Hybrid Transformer and Convolution for Image Compressed Sensing

Abstract

In recent years, deep unfolding networks (DUNs) have received widespread attention in the field of compressed sensing (CS) reconstruction due to their good interpretability and strong mapping capabilities. However, existing DUNs often improve the reconstruction effect at the expense of a large number of parameters, and there is the problem of information loss in long-distance feature transmission. Based on the above problems, we propose an unfolded network architecture that mixes Transformer and large kernel convolution to achieve sparse sampling and reconstruction of natural images, namely, a reconstruction network based on Transformer and convolution (TCR-Net). The Transformer framework has the inherent ability to capture global context through a self-attention mechanism, which can effectively solve the challenge of long-range dependence on features. TCR-Net is an end-to-end two-stage architecture. First, a data-driven pre-trained encoder is used to complete the sparse representation and basic feature extraction of image information. Second, a new attention mechanism is introduced to replace the self-attention mechanism in Transformer, and a hybrid Transformer and convolution module based on optimization-inspired is designed. Its iterative process leads to the unfolding framework, which approximates the original image stage by stage.

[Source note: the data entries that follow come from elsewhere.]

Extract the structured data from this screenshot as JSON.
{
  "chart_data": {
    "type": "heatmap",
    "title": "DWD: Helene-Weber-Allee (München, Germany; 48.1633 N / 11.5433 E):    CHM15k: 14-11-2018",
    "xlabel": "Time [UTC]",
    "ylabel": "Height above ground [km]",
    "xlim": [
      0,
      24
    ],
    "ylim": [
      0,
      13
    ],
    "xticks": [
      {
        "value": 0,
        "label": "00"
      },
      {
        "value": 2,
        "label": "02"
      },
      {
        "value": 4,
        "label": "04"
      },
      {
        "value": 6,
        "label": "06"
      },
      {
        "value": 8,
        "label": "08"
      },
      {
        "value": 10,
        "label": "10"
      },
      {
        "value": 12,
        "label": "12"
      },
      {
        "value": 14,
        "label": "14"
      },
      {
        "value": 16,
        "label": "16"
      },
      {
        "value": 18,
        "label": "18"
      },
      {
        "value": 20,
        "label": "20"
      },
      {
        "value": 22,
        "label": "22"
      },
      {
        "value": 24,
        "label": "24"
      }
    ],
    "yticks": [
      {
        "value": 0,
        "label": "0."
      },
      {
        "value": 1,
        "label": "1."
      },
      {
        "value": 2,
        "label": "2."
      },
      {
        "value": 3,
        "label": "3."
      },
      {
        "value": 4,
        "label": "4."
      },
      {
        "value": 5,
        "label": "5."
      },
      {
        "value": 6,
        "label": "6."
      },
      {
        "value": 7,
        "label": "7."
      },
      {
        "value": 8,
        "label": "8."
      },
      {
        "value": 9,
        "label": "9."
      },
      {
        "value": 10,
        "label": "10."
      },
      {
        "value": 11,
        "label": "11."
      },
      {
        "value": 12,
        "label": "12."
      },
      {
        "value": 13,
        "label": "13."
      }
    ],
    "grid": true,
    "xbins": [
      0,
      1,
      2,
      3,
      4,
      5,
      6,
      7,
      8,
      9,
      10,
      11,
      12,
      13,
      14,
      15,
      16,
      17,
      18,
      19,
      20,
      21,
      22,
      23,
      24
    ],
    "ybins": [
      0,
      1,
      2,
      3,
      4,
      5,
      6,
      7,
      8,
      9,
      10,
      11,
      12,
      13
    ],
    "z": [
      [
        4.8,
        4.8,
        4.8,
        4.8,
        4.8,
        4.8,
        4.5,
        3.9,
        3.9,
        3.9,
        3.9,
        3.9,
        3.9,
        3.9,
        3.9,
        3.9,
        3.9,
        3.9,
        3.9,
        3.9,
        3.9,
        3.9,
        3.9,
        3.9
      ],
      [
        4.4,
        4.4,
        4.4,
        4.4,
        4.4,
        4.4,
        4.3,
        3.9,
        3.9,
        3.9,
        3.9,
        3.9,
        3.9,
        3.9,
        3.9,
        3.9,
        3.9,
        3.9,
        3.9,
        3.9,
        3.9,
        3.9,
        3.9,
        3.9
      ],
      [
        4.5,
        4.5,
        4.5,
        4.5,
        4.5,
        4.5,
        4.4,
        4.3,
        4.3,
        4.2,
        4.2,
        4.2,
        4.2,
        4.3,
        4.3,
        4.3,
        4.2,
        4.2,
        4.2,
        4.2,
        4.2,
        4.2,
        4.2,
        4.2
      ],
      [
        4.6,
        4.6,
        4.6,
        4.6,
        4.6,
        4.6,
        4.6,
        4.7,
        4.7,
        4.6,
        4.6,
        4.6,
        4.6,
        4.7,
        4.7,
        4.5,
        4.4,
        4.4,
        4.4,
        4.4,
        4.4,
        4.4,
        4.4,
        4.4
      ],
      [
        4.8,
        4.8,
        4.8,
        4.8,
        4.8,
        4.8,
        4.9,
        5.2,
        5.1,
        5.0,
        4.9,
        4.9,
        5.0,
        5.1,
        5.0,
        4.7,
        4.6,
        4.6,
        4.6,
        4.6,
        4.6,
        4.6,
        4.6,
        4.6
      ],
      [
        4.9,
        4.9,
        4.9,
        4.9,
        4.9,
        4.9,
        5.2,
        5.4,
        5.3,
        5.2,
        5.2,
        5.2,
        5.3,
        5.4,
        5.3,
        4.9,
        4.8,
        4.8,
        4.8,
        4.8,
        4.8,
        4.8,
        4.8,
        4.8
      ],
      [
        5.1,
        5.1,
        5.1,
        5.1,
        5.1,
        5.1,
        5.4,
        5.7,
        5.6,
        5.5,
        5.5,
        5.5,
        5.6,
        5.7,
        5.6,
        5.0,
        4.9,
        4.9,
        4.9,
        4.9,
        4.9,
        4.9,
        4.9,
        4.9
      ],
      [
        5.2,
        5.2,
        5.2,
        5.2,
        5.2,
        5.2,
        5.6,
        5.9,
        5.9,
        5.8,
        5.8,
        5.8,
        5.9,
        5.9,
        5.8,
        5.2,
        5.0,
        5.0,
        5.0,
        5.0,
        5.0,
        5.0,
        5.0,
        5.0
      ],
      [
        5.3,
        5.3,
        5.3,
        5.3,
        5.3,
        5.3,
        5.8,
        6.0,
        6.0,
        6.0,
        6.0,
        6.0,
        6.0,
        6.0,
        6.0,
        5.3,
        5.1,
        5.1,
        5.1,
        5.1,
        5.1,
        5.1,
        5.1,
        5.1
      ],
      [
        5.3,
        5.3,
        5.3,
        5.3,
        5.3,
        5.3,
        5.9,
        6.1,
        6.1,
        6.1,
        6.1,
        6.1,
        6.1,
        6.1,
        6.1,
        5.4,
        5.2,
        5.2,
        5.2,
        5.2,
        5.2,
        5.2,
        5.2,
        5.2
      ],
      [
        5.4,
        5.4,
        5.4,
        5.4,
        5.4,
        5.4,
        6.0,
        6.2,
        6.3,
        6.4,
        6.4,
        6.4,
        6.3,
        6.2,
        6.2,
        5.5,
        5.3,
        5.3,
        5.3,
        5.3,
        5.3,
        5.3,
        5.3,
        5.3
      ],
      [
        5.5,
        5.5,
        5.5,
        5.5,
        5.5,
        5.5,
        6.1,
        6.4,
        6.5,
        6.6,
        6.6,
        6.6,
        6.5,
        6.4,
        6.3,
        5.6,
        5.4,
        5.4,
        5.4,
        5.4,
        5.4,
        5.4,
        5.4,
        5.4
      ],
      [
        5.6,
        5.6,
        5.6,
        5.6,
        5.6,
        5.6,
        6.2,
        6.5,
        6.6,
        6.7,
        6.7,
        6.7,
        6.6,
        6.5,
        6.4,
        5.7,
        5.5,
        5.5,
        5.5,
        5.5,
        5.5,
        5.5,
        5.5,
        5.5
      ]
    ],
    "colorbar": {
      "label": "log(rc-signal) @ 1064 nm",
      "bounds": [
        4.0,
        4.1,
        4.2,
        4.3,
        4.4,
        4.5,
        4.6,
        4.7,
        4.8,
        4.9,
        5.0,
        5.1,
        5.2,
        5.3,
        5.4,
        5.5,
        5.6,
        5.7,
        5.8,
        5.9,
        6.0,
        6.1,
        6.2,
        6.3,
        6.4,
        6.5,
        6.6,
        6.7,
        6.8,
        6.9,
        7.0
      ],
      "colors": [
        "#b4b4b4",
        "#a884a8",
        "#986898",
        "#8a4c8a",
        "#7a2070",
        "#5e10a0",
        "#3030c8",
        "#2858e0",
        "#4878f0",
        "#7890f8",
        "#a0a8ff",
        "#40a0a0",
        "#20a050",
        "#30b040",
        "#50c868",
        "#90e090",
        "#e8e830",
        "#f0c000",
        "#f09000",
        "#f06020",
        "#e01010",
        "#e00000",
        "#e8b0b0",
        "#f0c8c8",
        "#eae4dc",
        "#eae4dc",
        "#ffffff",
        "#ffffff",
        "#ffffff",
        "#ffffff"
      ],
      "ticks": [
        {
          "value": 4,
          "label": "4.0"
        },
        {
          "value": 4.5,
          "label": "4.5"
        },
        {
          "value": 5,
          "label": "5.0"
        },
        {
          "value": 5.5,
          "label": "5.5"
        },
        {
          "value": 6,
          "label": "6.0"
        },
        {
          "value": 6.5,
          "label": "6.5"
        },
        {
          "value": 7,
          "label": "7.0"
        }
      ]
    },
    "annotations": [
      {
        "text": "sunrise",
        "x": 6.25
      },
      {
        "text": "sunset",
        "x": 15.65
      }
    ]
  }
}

Experimental results show that TCR-Net outperforms existing state-of-the-art CS methods while maintaining fast computational speed. Specifically, when the CS ratio is 0.10, the average PSNR on the test set used in this paper is improved by at least 0.8%, the average SSIM is improved by at least 1.5%, and the processing speed is higher than 70FPS. These quantitative results show that our method has high computational efficiency while ensuring high-quality image restoration.